Infiltrato speciale, recensione

di Pietro Ferraro 4

Sascha Petrosevitch (Steven Seagal) è un ladro d’auto che riesce a lavorare per l’organizzazione del boss Sonny Eckvall (Richard Bremmer) per intercessione del criminale Nick Frazier (Jeffrey Ja Rule Atkins).

Petrosevitch è in realtà in cerca di vendetta visto che Eckvall pare sia responsabile della morte della moglie ed è al contempo sorvegliato dall’agente dell’FBI Ellen Williams (Claudia Christian), che purtroppo non riesce ad intervenire prima che Petrosevitch finisca in mezzo ad una sparatoria rimanendo gravemente ferito.

Dopo alcuni mesi di ricovero e scampata la morte, Petrosevitch si ritrova in compagnia di Frazier al’interno di un rinnovato Alcatraz, riaperto in occasione dell’allestimento di un nuovissimo braccio della morte dove il condannato può scegliere la modalità della propria esecuzione e il prossimo della lista è un certo Lester McKenna (Bruce Weitz), un vecchio detenuto che pare porterà con se nella tomba il luogo segreto in cui ha nascosto duecento milioni in lingotti d’oro.

Nel penitenziario oltre al direttore Juan Ruiz Escarzaga (Tony Plana), anche il supervisore federale Frank Hubbard (Stephen J. Cannell) e il giudice della Corte Suprema June McPherson (Linda Thorson) sono giunti sul luogo per assistere all’esecuzione risultato di un processo presieduto proprio dalla McPherson.
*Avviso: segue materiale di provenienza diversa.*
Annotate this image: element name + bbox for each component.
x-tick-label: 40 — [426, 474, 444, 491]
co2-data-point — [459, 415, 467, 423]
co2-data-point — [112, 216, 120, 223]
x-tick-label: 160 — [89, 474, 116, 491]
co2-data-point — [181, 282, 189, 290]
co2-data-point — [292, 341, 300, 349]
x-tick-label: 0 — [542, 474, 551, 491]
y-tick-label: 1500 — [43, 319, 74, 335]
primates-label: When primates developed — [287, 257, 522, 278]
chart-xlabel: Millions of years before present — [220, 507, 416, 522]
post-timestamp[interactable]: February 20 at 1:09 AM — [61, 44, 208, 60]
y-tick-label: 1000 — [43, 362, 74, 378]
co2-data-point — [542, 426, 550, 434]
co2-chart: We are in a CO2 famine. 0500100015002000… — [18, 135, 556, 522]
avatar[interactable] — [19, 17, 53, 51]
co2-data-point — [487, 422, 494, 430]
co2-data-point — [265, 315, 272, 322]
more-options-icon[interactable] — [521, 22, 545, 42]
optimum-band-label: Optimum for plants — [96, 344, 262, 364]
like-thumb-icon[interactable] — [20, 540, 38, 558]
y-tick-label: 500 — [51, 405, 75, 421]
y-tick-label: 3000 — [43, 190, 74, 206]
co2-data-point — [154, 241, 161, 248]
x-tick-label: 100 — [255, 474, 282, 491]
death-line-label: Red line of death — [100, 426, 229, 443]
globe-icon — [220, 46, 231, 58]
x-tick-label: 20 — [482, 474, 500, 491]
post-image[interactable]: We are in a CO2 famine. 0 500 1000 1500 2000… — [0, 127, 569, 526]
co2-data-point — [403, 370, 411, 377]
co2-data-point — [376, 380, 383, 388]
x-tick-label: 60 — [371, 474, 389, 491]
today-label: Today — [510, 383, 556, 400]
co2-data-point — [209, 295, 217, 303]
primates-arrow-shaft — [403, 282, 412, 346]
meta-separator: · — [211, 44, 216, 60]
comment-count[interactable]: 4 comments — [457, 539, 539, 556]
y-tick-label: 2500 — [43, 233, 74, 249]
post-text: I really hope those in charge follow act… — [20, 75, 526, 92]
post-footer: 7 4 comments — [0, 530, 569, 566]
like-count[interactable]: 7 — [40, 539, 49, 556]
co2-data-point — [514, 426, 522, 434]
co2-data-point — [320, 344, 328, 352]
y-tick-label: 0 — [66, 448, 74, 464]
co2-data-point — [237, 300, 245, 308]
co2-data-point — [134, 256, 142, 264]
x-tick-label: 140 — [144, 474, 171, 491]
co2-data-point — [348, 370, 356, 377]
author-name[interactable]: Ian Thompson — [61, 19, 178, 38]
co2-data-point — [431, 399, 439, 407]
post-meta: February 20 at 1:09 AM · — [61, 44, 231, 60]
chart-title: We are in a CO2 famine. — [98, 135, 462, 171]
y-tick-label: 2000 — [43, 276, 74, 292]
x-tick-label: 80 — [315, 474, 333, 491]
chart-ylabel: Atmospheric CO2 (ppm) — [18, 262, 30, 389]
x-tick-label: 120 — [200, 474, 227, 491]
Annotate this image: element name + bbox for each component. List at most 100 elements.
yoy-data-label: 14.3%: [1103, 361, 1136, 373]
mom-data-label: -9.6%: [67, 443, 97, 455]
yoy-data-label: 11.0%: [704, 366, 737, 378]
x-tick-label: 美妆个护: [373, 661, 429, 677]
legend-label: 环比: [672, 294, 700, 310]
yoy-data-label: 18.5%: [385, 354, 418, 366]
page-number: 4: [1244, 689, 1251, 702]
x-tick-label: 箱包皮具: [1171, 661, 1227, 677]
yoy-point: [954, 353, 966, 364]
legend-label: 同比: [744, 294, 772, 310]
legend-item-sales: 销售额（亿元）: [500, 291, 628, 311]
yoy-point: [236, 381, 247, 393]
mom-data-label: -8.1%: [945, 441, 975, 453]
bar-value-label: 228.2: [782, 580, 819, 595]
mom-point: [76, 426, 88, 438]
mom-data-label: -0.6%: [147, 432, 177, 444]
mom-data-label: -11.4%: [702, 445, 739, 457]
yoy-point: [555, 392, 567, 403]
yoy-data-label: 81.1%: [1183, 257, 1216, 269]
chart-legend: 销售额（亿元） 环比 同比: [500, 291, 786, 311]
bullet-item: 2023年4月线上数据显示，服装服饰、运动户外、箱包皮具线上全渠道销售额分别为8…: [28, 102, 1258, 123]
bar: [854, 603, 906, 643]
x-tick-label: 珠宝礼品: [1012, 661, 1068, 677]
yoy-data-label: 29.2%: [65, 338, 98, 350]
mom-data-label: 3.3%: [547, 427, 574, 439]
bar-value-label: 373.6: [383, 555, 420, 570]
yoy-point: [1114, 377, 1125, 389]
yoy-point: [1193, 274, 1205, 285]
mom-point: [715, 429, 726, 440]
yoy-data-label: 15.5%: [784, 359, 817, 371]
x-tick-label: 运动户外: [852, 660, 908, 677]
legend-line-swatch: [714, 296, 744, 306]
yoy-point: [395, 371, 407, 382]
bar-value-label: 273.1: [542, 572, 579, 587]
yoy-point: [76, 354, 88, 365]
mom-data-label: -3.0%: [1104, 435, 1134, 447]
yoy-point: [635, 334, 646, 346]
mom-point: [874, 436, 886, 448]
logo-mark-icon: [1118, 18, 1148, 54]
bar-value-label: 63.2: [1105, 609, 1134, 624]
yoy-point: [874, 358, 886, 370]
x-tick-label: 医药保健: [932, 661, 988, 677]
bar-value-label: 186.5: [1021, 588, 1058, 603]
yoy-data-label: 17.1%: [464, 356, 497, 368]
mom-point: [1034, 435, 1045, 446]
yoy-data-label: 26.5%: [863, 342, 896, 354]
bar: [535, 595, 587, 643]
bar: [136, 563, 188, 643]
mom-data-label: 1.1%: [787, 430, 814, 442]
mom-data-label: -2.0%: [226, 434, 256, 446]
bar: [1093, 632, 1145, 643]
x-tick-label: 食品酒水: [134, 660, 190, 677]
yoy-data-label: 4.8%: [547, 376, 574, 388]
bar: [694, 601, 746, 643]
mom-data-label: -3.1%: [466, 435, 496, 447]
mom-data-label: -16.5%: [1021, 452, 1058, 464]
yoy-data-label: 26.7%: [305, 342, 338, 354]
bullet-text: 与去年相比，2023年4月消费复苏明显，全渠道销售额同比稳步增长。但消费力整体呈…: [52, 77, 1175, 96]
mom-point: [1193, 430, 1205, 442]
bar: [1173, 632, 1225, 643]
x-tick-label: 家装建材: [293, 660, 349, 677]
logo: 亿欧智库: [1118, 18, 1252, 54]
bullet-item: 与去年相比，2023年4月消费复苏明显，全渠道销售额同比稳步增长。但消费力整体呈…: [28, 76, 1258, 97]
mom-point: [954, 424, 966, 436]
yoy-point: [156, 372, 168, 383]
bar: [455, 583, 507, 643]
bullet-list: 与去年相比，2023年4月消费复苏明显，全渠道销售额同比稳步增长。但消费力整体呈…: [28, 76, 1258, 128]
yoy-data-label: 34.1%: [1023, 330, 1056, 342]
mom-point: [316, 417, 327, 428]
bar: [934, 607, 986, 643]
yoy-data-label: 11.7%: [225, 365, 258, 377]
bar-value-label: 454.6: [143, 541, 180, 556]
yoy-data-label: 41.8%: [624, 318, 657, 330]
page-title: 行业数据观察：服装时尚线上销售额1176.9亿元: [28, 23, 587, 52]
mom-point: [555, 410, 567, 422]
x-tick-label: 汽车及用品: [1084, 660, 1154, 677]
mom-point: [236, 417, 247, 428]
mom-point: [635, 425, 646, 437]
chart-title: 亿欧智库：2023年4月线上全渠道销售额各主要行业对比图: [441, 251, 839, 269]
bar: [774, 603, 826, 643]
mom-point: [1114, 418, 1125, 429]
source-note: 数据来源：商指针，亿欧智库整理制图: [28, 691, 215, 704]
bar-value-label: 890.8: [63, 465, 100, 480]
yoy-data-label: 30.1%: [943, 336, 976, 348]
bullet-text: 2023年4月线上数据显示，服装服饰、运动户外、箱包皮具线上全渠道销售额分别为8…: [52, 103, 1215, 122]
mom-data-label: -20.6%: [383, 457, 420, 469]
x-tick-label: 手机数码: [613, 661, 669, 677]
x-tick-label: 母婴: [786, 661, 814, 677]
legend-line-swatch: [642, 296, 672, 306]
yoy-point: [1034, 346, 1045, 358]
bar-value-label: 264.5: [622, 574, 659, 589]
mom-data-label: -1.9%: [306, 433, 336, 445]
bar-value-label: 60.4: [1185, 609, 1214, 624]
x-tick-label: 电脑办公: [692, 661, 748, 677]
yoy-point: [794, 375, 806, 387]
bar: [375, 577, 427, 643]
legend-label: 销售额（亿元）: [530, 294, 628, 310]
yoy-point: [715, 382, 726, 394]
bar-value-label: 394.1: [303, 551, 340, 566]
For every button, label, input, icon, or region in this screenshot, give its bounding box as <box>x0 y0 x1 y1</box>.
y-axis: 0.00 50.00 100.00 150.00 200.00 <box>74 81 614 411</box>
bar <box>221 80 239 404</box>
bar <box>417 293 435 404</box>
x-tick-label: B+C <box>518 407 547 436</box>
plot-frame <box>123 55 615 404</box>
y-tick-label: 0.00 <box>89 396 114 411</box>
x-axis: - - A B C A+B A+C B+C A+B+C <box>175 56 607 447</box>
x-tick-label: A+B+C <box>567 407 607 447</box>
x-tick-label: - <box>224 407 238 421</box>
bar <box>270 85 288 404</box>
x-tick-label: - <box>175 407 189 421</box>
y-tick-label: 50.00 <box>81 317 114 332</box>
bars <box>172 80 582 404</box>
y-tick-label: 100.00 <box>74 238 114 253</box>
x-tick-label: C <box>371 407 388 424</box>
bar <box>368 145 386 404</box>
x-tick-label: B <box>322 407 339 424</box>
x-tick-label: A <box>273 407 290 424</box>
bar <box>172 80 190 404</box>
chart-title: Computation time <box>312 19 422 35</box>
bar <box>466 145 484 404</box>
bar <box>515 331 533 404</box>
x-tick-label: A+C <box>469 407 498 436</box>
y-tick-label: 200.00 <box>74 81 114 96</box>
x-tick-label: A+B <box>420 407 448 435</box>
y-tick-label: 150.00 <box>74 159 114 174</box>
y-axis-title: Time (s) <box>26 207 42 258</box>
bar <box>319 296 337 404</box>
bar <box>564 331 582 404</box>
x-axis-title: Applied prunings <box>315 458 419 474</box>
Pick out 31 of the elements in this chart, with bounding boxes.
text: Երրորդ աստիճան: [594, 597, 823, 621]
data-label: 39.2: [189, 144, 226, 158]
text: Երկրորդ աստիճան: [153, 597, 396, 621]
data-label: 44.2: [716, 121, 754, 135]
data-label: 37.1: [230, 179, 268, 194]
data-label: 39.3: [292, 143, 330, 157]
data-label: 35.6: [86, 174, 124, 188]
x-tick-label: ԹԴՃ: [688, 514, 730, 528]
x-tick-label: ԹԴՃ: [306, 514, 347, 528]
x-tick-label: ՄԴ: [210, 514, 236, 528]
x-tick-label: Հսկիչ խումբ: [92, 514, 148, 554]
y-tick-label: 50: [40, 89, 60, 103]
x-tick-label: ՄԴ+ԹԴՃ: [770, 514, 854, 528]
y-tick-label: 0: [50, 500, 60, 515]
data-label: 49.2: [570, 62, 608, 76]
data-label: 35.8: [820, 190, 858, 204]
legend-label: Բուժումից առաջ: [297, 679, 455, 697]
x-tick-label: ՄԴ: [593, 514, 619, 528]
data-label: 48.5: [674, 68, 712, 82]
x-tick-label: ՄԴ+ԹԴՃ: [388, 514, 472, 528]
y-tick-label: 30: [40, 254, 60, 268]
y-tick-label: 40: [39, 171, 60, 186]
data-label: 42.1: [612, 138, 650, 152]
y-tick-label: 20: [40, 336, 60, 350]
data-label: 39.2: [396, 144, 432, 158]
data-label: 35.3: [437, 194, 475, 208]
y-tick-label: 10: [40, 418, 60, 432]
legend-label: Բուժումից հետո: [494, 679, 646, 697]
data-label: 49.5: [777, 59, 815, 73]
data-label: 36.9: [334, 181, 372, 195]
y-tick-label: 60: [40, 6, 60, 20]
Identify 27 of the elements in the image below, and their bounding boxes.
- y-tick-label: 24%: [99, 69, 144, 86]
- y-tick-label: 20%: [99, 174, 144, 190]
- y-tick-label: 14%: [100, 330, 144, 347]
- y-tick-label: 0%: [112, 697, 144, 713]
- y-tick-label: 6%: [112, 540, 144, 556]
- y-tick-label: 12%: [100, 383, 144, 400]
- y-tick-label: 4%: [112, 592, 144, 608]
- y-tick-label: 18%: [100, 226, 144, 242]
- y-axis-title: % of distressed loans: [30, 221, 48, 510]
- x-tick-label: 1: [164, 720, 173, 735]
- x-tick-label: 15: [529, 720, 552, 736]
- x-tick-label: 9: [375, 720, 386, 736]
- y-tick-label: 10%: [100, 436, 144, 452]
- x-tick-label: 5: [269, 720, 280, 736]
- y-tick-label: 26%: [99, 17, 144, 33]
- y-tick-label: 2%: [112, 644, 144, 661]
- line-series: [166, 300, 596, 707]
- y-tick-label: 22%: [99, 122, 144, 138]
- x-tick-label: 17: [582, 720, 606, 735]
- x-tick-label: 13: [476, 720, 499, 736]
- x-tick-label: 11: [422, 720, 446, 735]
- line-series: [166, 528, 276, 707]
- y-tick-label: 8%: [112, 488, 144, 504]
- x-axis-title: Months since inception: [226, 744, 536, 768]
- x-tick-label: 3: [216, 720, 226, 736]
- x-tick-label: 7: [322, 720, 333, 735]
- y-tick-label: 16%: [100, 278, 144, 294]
In realtà la McPherson non è la sola interessata al condannato a morte, perchè una squadra di spietati mercenari assaltano ed  occupano il penitenziario fermamente intenzionati a scoprire la location della preziosa refurtiva.

Steven Seagal qui anche in veste di produttore ed il regista, attore e sceneggiatore Don Michael Paul, autore tra l’altro della sceneggiatura di Harley Davidson and Marlboro Man, fruiscono di un sostanzioso budget per l’ultima pellicola di Seagal ad approdare nelle sale statunitesi a cui seguirà un’infinita serie di direct-to-video.

In realtà il budget piuttosto elevato per  una produzione action non serve a molto, poichè dopo un incipit in cui a suon di musica hip-hop il regista ci mostra una sequenza all’insegna della spacconata in stile videoclip, Paul autore anche della sceneggiatura si chiude volontariamente all’interno di un’unica location allestendo un assalto che ammicca al The Rock di Michael Bay finendo per tagliarsi, metaforicamente parlando le gambe da solo, non avendo ne uno script ne tantomeno attori all’altezza di sostenere le fisiologiche limitazioni della messinscena.

Infiltrato speciale oltre ad essere consigliato esclusivamente agli irriducibili fan di Seagal è senza dubbio tra i peggiori film realizzati dall’attore negli ultimi dieci anni,  penalizzato anche dall’oggettivo spreco di budget davvero imperdonabile e dalla scelta di un regista poco avvezzo al genere e di palese formazione televisiva, che si dimostra particolarmente inadatto a sostenere una pellicola con ambizioni da grande schermo.

Note di produzione: nel cast figurano il rapper Kurupt e la cantante R&B Nia Peeples, Infiltrato speciale è il primo film di Seagal non vietato ai minori, i lettori del sito americano di recensioni Rotten Tomatoes ha eletto il film tra le peggiori dieci pellicole del 2000, nel 2007 il film ha avuto un sequel direct-to-video senza Seagal e con protagonista il rapper Kurupt, il film ha fruito di un budget di circa 25 milioni di dollari incassandone di contro poco più di 19.